Apart from the Niyavaran Palace, you can also explore the Sahebgharanieh Palace, where the Shah kept his office; the Ahmad Shahi Pavilion, Reza Pahlavi’s residence when he was crown prince; and the Automobile Museum, which houses a small collection of stately vehicles. Note that at the time of writing, the Sahebgharianieh Palace was closed for renovations.
Farah Diba’s tasteful touch is also evident in a number of the museums, including the art-filled Jahan-Nama Museum & Gallery, and the Imperial Library Museum, once her exclusive domain.
To get here, take a shuttle taxi or bus east of Tajrish Sq, and ask to be dropped at Shahid Bahonar Sq, near the museum entrance.
Iran Holy Defense Museum
This epic-scale museum, on a landscaped site of 21 hectares, is dedicated to the Iran–Iraq War, a bloody eight-year conflict that claimed a million lives. The main building consists of seven halls that commemorate the war’s martyrs and run you through the history of the conflict in forensic detail. It may sound harrowing, but it is, in fact, a fascinating and imaginative response to a deeply scarring episode in modern Iranian history.
At times the displays swerve into the surreal, such as the section that depicts the glittering vision of heavenly paradise the soldiers (many no more than teenagers) were sent to their deaths believing, and the one that places you at the heart of an aerial bombardment complete with sensory effects.

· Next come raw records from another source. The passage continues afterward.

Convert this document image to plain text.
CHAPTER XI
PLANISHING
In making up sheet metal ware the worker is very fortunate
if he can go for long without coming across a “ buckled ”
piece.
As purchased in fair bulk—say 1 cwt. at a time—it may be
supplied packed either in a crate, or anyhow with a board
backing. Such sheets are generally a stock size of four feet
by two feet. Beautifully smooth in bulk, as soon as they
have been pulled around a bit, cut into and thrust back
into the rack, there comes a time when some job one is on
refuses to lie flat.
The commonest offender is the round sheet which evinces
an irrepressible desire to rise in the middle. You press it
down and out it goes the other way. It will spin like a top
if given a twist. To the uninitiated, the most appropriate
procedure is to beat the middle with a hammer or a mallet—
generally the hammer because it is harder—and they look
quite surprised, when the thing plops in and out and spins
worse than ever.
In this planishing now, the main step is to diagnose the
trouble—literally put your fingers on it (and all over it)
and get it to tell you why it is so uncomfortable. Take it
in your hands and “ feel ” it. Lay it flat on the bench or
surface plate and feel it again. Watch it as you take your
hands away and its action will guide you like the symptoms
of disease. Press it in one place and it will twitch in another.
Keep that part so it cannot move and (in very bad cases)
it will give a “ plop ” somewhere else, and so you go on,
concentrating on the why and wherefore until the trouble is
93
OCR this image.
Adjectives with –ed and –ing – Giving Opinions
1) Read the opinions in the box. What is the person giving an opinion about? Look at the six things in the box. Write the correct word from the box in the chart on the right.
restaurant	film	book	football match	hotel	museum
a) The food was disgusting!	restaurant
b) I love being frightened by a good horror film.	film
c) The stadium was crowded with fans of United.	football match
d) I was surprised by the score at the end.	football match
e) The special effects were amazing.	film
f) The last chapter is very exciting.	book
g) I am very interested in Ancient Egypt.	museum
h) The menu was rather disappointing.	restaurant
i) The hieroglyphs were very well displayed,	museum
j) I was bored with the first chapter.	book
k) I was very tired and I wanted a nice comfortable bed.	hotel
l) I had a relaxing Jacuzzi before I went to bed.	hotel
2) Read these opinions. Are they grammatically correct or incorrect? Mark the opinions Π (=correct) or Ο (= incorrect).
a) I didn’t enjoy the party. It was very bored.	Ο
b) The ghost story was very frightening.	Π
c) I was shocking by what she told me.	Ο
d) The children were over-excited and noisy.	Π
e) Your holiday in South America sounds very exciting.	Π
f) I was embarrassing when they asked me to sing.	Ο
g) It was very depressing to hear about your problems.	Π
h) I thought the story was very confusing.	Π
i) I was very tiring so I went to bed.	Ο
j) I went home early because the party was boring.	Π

Outside, huge rockets and tanks flank the Garden Valley, at the center of which is a 6000-sq-meter lake where, in the summer months, a fountain and laser-light show plays. The complex also includes a separate silver-sphere building where you can view a 15-minute film shown on a panoramic screen that depicts the besieged town of Khorramshahr before, during and after the conflict. Near the exit to the subway station is a replica of the Khorramshahr mosque covered in yellow and turquoise patterned tiles.
Treasury of National Jewels
Owned by the Central Bank and accessed through its front doors, the cavernous vault that houses what is commonly known as the ‘Jewels Museum’ is not to be missed. The Safavid, Qajar and Pahlavi monarchs adorned themselves and their belongings with an astounding range of priceless gems and precious metals, making this collection of bling quite literally jaw-dropping. Star pieces include the Globe of Jewels and the Peacock Throne.
Pick up a guidebook at the shop as you enter, or take one of the regular professional tours in English, French, German or Arabic – it’s included in the ticket price and worth waiting for as there are few descriptions in English.
Cameras, phones, bags, and guidebooks must be left at reception. Be careful not to touch anything or you’ll set off ear-piercing alarms.